Nebuloni soon left the project, and the first cars produced by Dywa included a Formula 2 car, but it was not suitable for racing. The first Dywa to appear on international entry lists was a Formula 5000 car in 1975, powered by a Chevrolet engine. Driven by Luigi Cevasco, it failed to qualify for a couple of European Formula 5000 Championship races, and was entered for a number of races in 1976, never turning up.

===Formula 1===

In 1979, Monguzzi produced a Cosworth DFV-powered Formula 1 car, dubbed the 008, at a motor show in Salerno. Its only appearance at a race was at the 1980 Monza Lotteria, then a round of the 1980 British Formula One Championship. European Formula 3 champion Piercarlo Ghinzani was persuaded to drive it, but the car - dubbed "a collection of square tubing randomly thrown around an aluminium monocoque-type structure which seems to lack any kind of unitary strength" and an "abysmal creation [which] looked like a relic from an O-level metalwork class" in Autosport - was 37 seconds off the pace, and never appeared again.
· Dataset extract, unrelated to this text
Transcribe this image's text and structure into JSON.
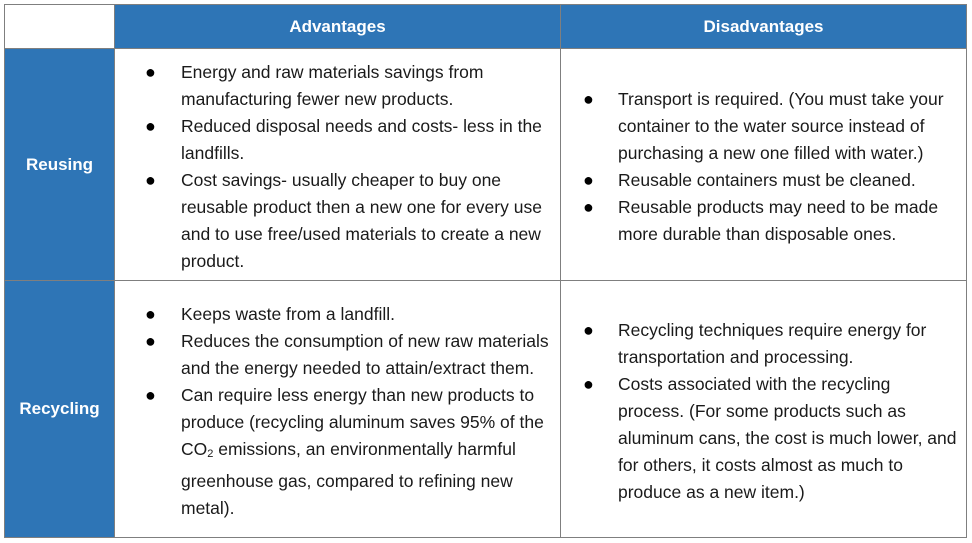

Monguzzi updated the car into another prototype, called the 010, in 1983, which was tested at Monza by Italian Formula 3 racer Giampiero Consonni, but it never appeared at a race meeting.

===Formula 3000===

In 1986, Monguzzi teamed with Monaco-based racer Fulvio Ballabio, to turn the Dywa into a car for the second-tier Formula 3000 championship. Now dubbed the Monte Carlo MC001, and entered by Ballabio's Monte Carlo Automobile, it appeared at one race - the Trofeo Elio de Angelis at Imola - with Ballabio at the wheel. The time required to be one of the 26 qualifiers was 1 minute 41.7 seconds; Ballabio's best lap was over three minutes. Ballabio himself remarked that the car "made a Merzario look like a McLaren" and he gave up on the project.